11 January 2011

hands full


When the number of children in your family jumps from two to three, everyone makes the same observation... "You must have your hands full", they say, looking over at my older two girls and the baby in my arms. Well, erm, yes, I do rather! Its just not the fact that it now seems like I have a football team every time we go out anywhere, big and little owlet are rather easy kids to have around actually. Its the armful of baby I'm carrying. She's a lovely thing. Smiles whenever you look into her beautiful blue eyes. She is most definitely an *in arms* baby. She must be held for most of her waking hours - and there are a lot of those! But not only that, she must be moving. So we do laps of the hallway, the kitchen, the garden. Often while breast feeding as she refuses to do that sitting down. The world is just too interesting. And so my hands are full.

The things that my hands used to do are temporarily on hold. Like sewing. And knitting. And reading, catching up on blogs, cooking, gardening... often cleaning and washing are out too unless Huz is around to help out. But I do love it so, this mothering thing, especially when that tiny hand grabs mine. During late pregnancy I longed for my hands to be massaged. In labour, I wanted them to be held. And then gently touched in the days after her arrival. Hands are such an important part of this motherhood caper - oh what I wouldn't give for an extra set most days!!

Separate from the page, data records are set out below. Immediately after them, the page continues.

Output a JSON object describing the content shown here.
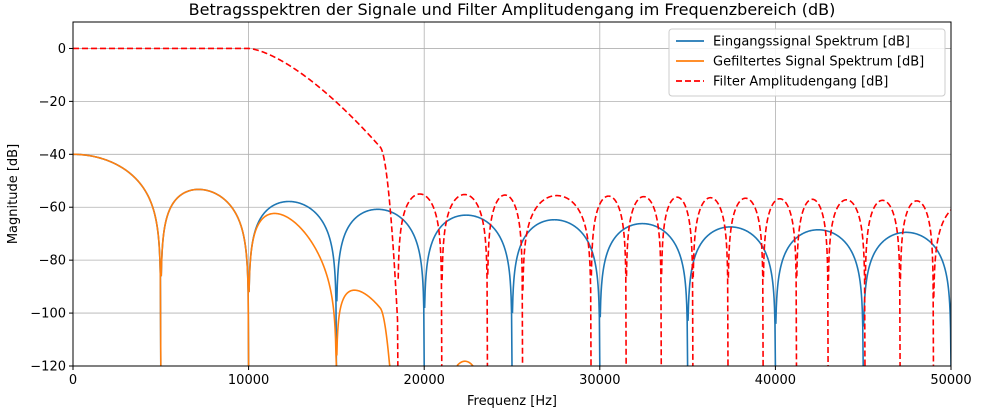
{
  "chart_data": {
    "type": "line",
    "title": "Betragsspektren der Signale und Filter Amplitudengang im Frequenzbereich (dB)",
    "xlabel": "Frequenz [Hz]",
    "ylabel": "Magnitude [dB]",
    "xlim": [
      0,
      50000
    ],
    "ylim": [
      -120,
      10
    ],
    "x_ticks": [
      0,
      10000,
      20000,
      30000,
      40000,
      50000
    ],
    "x_tick_labels": [
      "0",
      "10000",
      "20000",
      "30000",
      "40000",
      "50000"
    ],
    "y_ticks": [
      0,
      -20,
      -40,
      -60,
      -80,
      -100,
      -120
    ],
    "y_tick_labels": [
      "0",
      "−20",
      "−40",
      "−60",
      "−80",
      "−100",
      "−120"
    ],
    "grid": true,
    "legend_position": "top-right",
    "series": [
      {
        "name": "Eingangssignal Spektrum [dB]",
        "color": "#1f77b4",
        "style": "solid",
        "model": "sinc",
        "level_dc_db": -40,
        "null_spacing_hz": 5000,
        "peak_rolloff": "1/f"
      },
      {
        "name": "Gefiltertes Signal Spektrum [dB]",
        "color": "#ff7f0e",
        "style": "solid",
        "model": "sinc_times_filter",
        "level_dc_db": -40,
        "null_spacing_hz": 5000
      },
      {
        "name": "Filter Amplitudengang [dB]",
        "color": "#ff0000",
        "style": "dashed",
        "model": "fir_lowpass",
        "passband_db": 0,
        "cutoff_hz": 15000,
        "stopband_edge_hz": 18500,
        "sidelobe_peak_db": -55,
        "sidelobe_nulls_hz": [
          18500,
          21000,
          23600,
          25600,
          29500,
          31500,
          33500,
          35300,
          37300,
          39300,
          41200,
          43000,
          45100,
          47100,
          49000
        ]
      }
    ]
  }
}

I often wonder what I'll be doing with my hands when they are no longer full of owlets. I'm always drawn to activities that require the skillful use of my hands, yet I've always had some battle with them, from the eczema that plagued them for 25yrs (and has mysteriously vanished now I'm all grown up), to the shakes... I have a tremor, passed on from my Dad, and his father before, that I feel in my whole body, but appears most visibly in my hands. My left hand is hard to control, as are my thumbs and occasionally my wrists. It gets worse with age. It is getting worse now. I can feel it and I know what is coming... The shaking has always defined my style of drawing and creating and I've learned to love the imperfections. I can get my hands to do what I want most of the time, it just takes concentration and patience, just like my grandfather had when he worked, ironically, as a handyman. I know that one day it may take too long to thread a needle for sewing to be worth my while. Knitting is already getting harder. I make a lousy waitress, so I don't think a career in the food industry is in my future. Hmmm... might read up on gardening some more...

For now though, I'm grateful that my hands are full of owlets and we are healthy, safe and dry. Maybe you'd like to follow Handmade Kids and their Flood Appeal Auction and if you have a hand free, perhaps you could buy something beautiful and hand made. Or if you have two hands free, perhaps make something to contribute. I'll be lending a hand where I can and sending love to all those affected by the Queensland floods.

*photo taken by big owlet*


  1. Ah sweet woman, you have such a way with words, and express such love with your posts.....I can relate to the baby(ies) that are awake a lot and need to be walked around!! And also to the sore hands (wrists in my case) that are showing the gracefull procession of age. You have wonderful hands and express their function so well. I feel honoured to be alongside you in the newborn baby land:)

  2. Funny - when I met you at The Market stitching something or other - I noticed how busy your hands were! My hands have suffered since I became a mother - I have terrible eczema which goes away when I'm pregnant, comes back when I'm breastfeeding. I've discovered (accidently) that if I wake up in the middle of the night with that familiar excruciating itch, I can soothe it by holding my hand under very hot running water.

    What a delightful photo - lucky you to have such a beautiful little bundle to hold in your hands!

  3. Hard to complain about full hands when they're full of such good things, isn't it? :) Essential tremors run in my family, yet so many of us manage to do skilled handwork. Sheer stubbornness, I guess. ;)

  4. What a lovely post and a gorgeous picture taken by your big owlet! And I love how you have embraced your tremorin hands to define your style and I hope that you have plenty of years left to sew and knit before it becomes too difficult for you as you make such wonderful stuff!

  5. I really relate to this post, Lauren. If only I had a dollar for every time I've been told that! That photo is precious - clever big owlet. The carrying can get so tiring, especially as they get heavier. You're doing a fantastic job, Lauren, full hands or not. J x

  6. I'm really excited and curious about the jump from 2-3. We aren't even pregnant again yet.

    In the mean time - backwrapping saved my sanity with an exclusive in-arms baby til 8 months. :) x

  7. Ah, yes... wrapping. I've managed it a couple of times. Trouble I'm having is she's really heavy and hates froggy legs and her head isn't strong yet. she's too big for newborn positions and too little for older baby ones... I've ordered a mei tai while I wait for her to grow into my other slings so hopefully I'll have some freedom soon. Even so, I have to keep moving constantly, so craft is out ;)

  8. Beautiful post Lauren. I didn't read it at the time, but I did so enjoy reading it today... now my hands are full too!